The United States is not really united at all. The Eastern States of America is run by Washington DC. The Western States of America now has it’s capital in Dallas, Texas, another major city that has become a giant-sized version of Venice. The Independent Republic of California is now, well, independent. There is only one President, and only one White House. The relationship of all these pieces is being worked out. The United States, if it could be called that, is limping along, far past its peak of world prominence.
That was fine with Carlton. He paid attention to the news coming out of Europe and the Asia-Pacific zone, but he was happy to be left alone in a peaceful little spot here in the heartland of The Western States of America. This was one of the few places where there was stability. Owning a home and having a job were still possible. It was feasible that a soul could spend their days being bored silly.

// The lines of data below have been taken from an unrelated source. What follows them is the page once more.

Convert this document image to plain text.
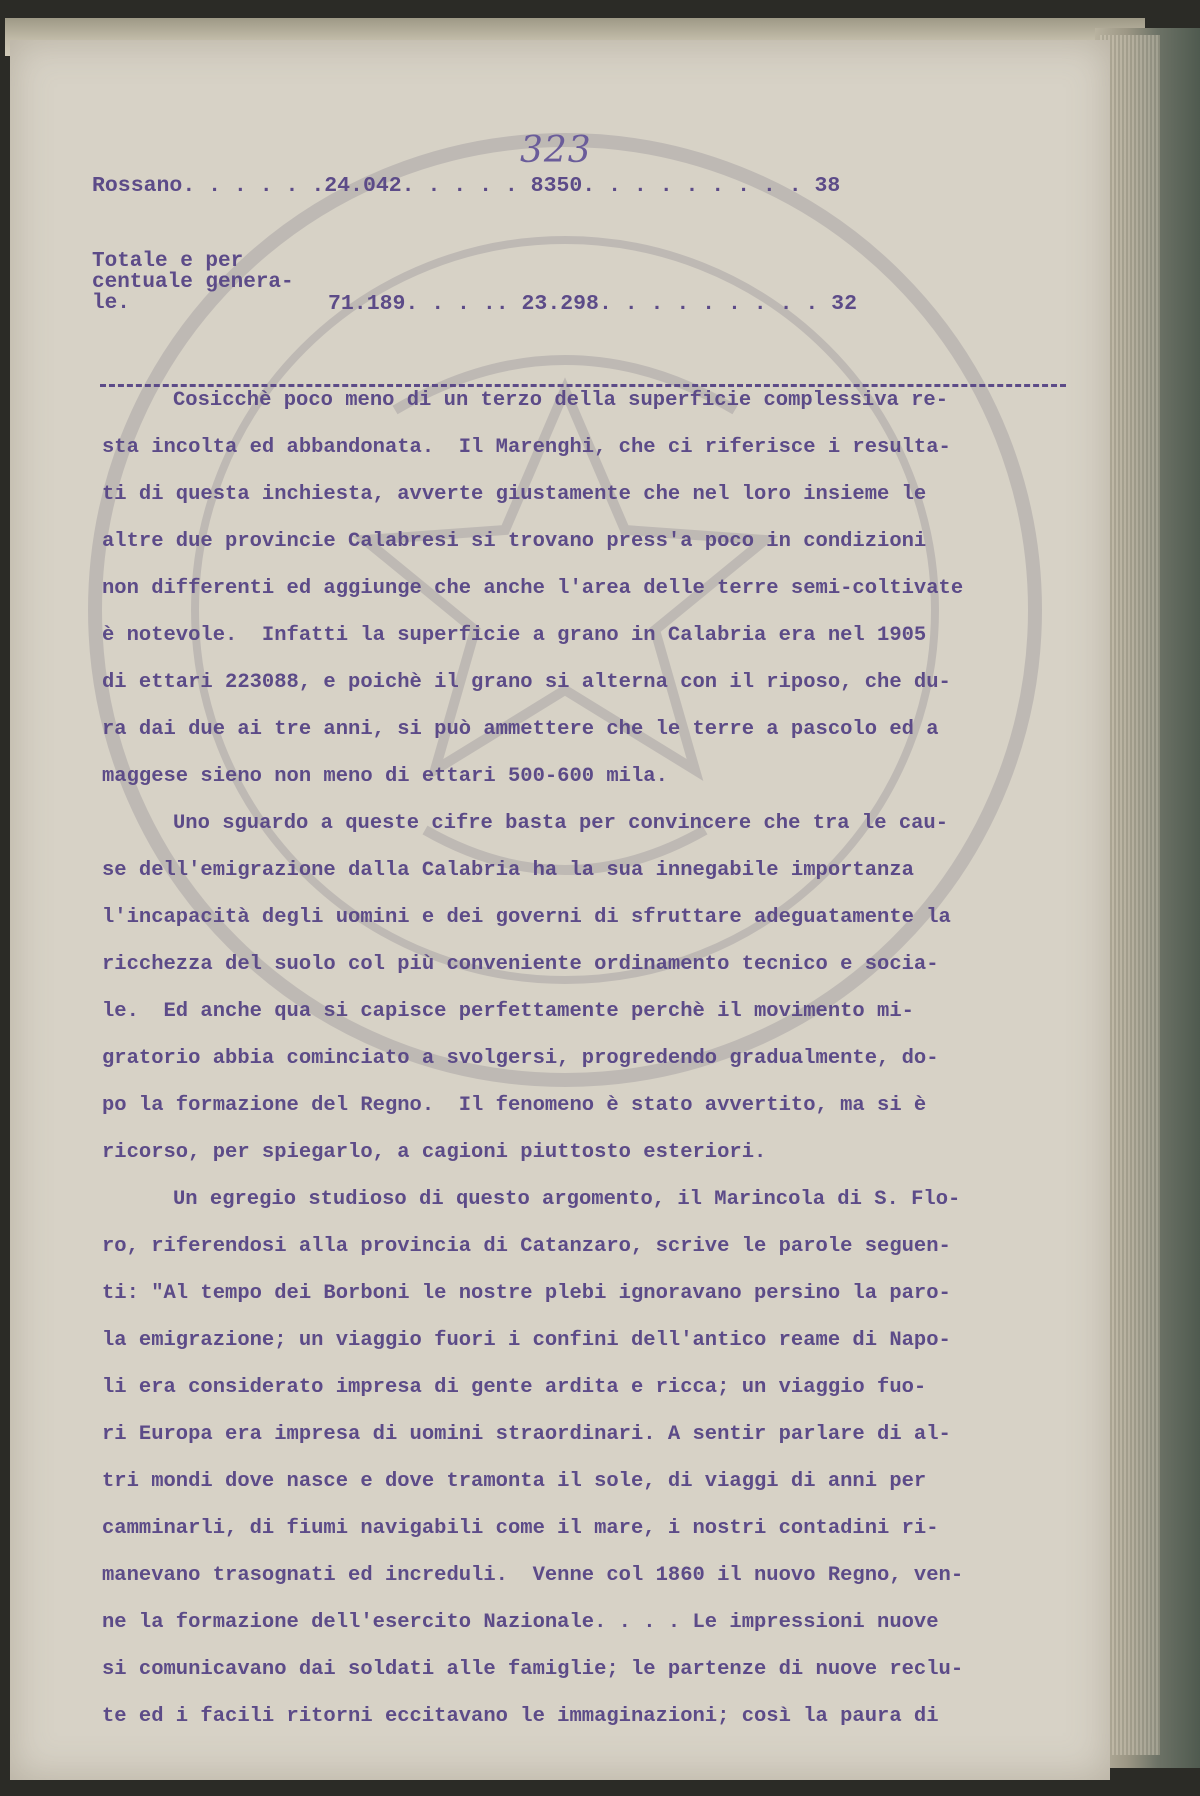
323
Rossano. . . . . .24.042. . . . . 8350. . . . . . . . . 38
Totale e per
centuale genera-
le.	71.189. . . .. 23.298. . . . . . . . . 32
Cosicchè poco meno di un terzo della superficie complessiva re-
sta incolta ed abbandonata.  Il Marenghi, che ci riferisce i resulta-
ti di questa inchiesta, avverte giustamente che nel loro insieme le
altre due provincie Calabresi si trovano press'a poco in condizioni
non differenti ed aggiunge che anche l'area delle terre semi-coltivate
è notevole.  Infatti la superficie a grano in Calabria era nel 1905
di ettari 223088, e poichè il grano si alterna con il riposo, che du-
ra dai due ai tre anni, si può ammettere che le terre a pascolo ed a
maggese sieno non meno di ettari 500-600 mila.
Uno sguardo a queste cifre basta per convincere che tra le cau-
se dell'emigrazione dalla Calabria ha la sua innegabile importanza
l'incapacità degli uomini e dei governi di sfruttare adeguatamente la
ricchezza del suolo col più conveniente ordinamento tecnico e socia-
le.  Ed anche qua si capisce perfettamente perchè il movimento mi-
gratorio abbia cominciato a svolgersi, progredendo gradualmente, do-
po la formazione del Regno.  Il fenomeno è stato avvertito, ma si è
ricorso, per spiegarlo, a cagioni piuttosto esteriori.
Un egregio studioso di questo argomento, il Marincola di S. Flo-
ro, riferendosi alla provincia di Catanzaro, scrive le parole seguen-
ti: "Al tempo dei Borboni le nostre plebi ignoravano persino la paro-
la emigrazione; un viaggio fuori i confini dell'antico reame di Napo-
li era considerato impresa di gente ardita e ricca; un viaggio fuo-
ri Europa era impresa di uomini straordinari. A sentir parlare di al-
tri mondi dove nasce e dove tramonta il sole, di viaggi di anni per
camminarli, di fiumi navigabili come il mare, i nostri contadini ri-
manevano trasognati ed increduli.  Venne col 1860 il nuovo Regno, ven-
ne la formazione dell'esercito Nazionale. . . . Le impressioni nuove
si comunicavano dai soldati alle famiglie; le partenze di nuove reclu-
te ed i facili ritorni eccitavano le immaginazioni; così la paura di
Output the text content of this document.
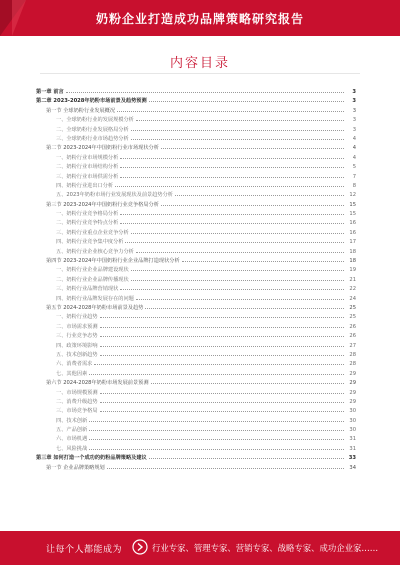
奶粉企业打造成功品牌策略研究报告
内容目录
第一章 前言	3
第二章 2023-2028年奶粉市场前景及趋势预测	3
第一节 全球奶粉行业发展概况	3
一、全球奶粉行业的发展规模分析	3
二、全球奶粉行业发展格局分析	3
三、全球奶粉行业市场趋势分析	4
第二节 2023-2024年中国奶粉行业市场现状分析	4
一、奶粉行业市场规模分析	4
二、奶粉行业市场结构分析	5
三、奶粉行业市场供需分析	7
四、奶粉行业进出口分析	8
五、2023年奶粉市场行业发展现状及前景趋势分析	12
第三节 2023-2024年中国奶粉行业竞争格局分析	15
一、奶粉行业竞争格局分析	15
二、奶粉行业竞争特点分析	16
三、奶粉行业重点企业竞争分析	16
四、奶粉行业竞争集中度分析	17
五、奶粉行业企业核心竞争力分析	18
第四节 2023-2024年中国奶粉行业企业品牌打造现状分析	18
一、奶粉行业企业品牌建设现状	19
二、奶粉行业企业品牌传播现状	21
三、奶粉行业品牌营销现状	22
四、奶粉行业品牌发展存在的问题	24
第五节 2024-2028年奶粉市场前景及趋势	25
一、奶粉行业趋势	25
二、市场需求预测	26
三、行业竞争态势	26
四、政策环境影响	27
五、技术创新趋势	28
六、消费者需求	28
七、其他因素	29
第六节 2024-2028年奶粉市场发展前景预测	29
一、市场规模预测	29
二、消费升级趋势	29
三、市场竞争格局	30
四、技术创新	30
五、产品创新	30
六、市场机遇	31
七、风险挑战	31
第三章 如何打造一个成功的奶粉品牌策略及建议	33
第一节 企业品牌策略规划	34
让每个人都能成为	行业专家、管理专家、营销专家、战略专家、成功企业家……
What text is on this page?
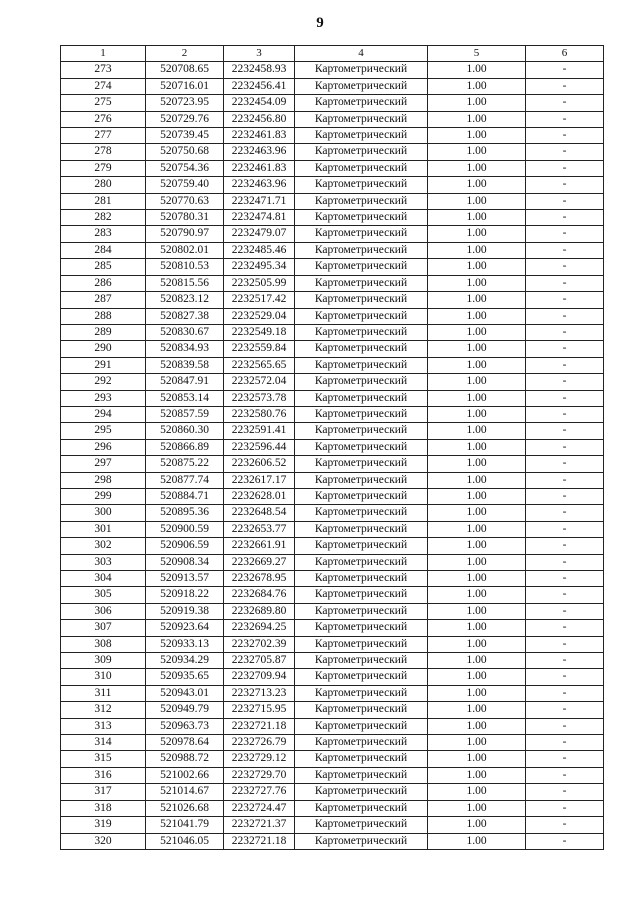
9
1	2	3	4	5	6
273	520708.65	2232458.93	Картометрический	1.00	-
274	520716.01	2232456.41	Картометрический	1.00	-
275	520723.95	2232454.09	Картометрический	1.00	-
276	520729.76	2232456.80	Картометрический	1.00	-
277	520739.45	2232461.83	Картометрический	1.00	-
278	520750.68	2232463.96	Картометрический	1.00	-
279	520754.36	2232461.83	Картометрический	1.00	-
280	520759.40	2232463.96	Картометрический	1.00	-
281	520770.63	2232471.71	Картометрический	1.00	-
282	520780.31	2232474.81	Картометрический	1.00	-
283	520790.97	2232479.07	Картометрический	1.00	-
284	520802.01	2232485.46	Картометрический	1.00	-
285	520810.53	2232495.34	Картометрический	1.00	-
286	520815.56	2232505.99	Картометрический	1.00	-
287	520823.12	2232517.42	Картометрический	1.00	-
288	520827.38	2232529.04	Картометрический	1.00	-
289	520830.67	2232549.18	Картометрический	1.00	-
290	520834.93	2232559.84	Картометрический	1.00	-
291	520839.58	2232565.65	Картометрический	1.00	-
292	520847.91	2232572.04	Картометрический	1.00	-
293	520853.14	2232573.78	Картометрический	1.00	-
294	520857.59	2232580.76	Картометрический	1.00	-
295	520860.30	2232591.41	Картометрический	1.00	-
296	520866.89	2232596.44	Картометрический	1.00	-
297	520875.22	2232606.52	Картометрический	1.00	-
298	520877.74	2232617.17	Картометрический	1.00	-
299	520884.71	2232628.01	Картометрический	1.00	-
300	520895.36	2232648.54	Картометрический	1.00	-
301	520900.59	2232653.77	Картометрический	1.00	-
302	520906.59	2232661.91	Картометрический	1.00	-
303	520908.34	2232669.27	Картометрический	1.00	-
304	520913.57	2232678.95	Картометрический	1.00	-
305	520918.22	2232684.76	Картометрический	1.00	-
306	520919.38	2232689.80	Картометрический	1.00	-
307	520923.64	2232694.25	Картометрический	1.00	-
308	520933.13	2232702.39	Картометрический	1.00	-
309	520934.29	2232705.87	Картометрический	1.00	-
310	520935.65	2232709.94	Картометрический	1.00	-
311	520943.01	2232713.23	Картометрический	1.00	-
312	520949.79	2232715.95	Картометрический	1.00	-
313	520963.73	2232721.18	Картометрический	1.00	-
314	520978.64	2232726.79	Картометрический	1.00	-
315	520988.72	2232729.12	Картометрический	1.00	-
316	521002.66	2232729.70	Картометрический	1.00	-
317	521014.67	2232727.76	Картометрический	1.00	-
318	521026.68	2232724.47	Картометрический	1.00	-
319	521041.79	2232721.37	Картометрический	1.00	-
320	521046.05	2232721.18	Картометрический	1.00	-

Salt City had been a work in progress for twenty years. Directly west of Antelope Island, Utah, it was built on an island of rock in the midst of the Great Salt Lake. You take I-80 west out of Salt Lake City, and the turn off is just after Burmester, before you get to Skull Valley. The domes were built first, their geometrical perfection was a masterpiece of engineering that had taken years to complete. Once the framework was constructed the domes were sealed with glass and plastic and a system of environmental controls installed. This did everything from opening the windows to misting the air, providing an exquisitely comfortable environment.
People had been living here all that time engineering and building, but it was very exclusive. Of the millions of Americans that were displaced or living in very poor conditions, only a select few had been invited to be part of the population of Salt City. It was intended to be a model, a prototype of the way in which all people would one day be living.
No one believed that hype any more. The decline in the economy and lawlessness in places made it unlikely that there would be any more dome cities. The once powerful streak of American idealism was on the verge of being snuffed out by the spasms of a tortured earth.
Yet there was at least a small ray of hope. For the time being, at least, the people of Salt City could set aside the darkness that brooded on the fringe of their consciousness and have a big celebration. Now it was going to be official. The dedication of the city was today.
Carlton was installing the computer system in the Salt City Municipal Library, and working up a sweat trying to finish in time. He was on his back on the floor beneath a terminal in the circulation desk of the main lobby. His head and shoulders were crammed into the space under the counter when a pair of shapely legs stood beside him. Carlton considered them carefully. Two finely sculpted calves were there beside him, hanging out the bottom of a pencil skirt. Carlton’s work momentarily forgotten, he followed the shape of those calves down to feet in simple black pumps.
Carlton had been holding his breath and biting his tongue in concentration, worming his fingers into the underside of the terminal, but now he gently released the breath in a steady stream. A skirt. Most of the skirts he had ever seen had been clothing the body of a girl he went to high school history with. The girl with the red eyeglasses.
Rachel Robbins, the girl that he could never forget. Now he was completely distracted. While contemplating the elegance of the curves and the fine skin he let his mind wander back to his youth. His first crush had been the girl who wore the red eyeglasses and skirts. He daydreamed about that girl. He had loved her in secret all those far off days of high school.
“Wow, nice legs,” Carlton murmured quietly, shook his head, and re-applied himself to finishing his task, packing away the bundles of wires and tubing.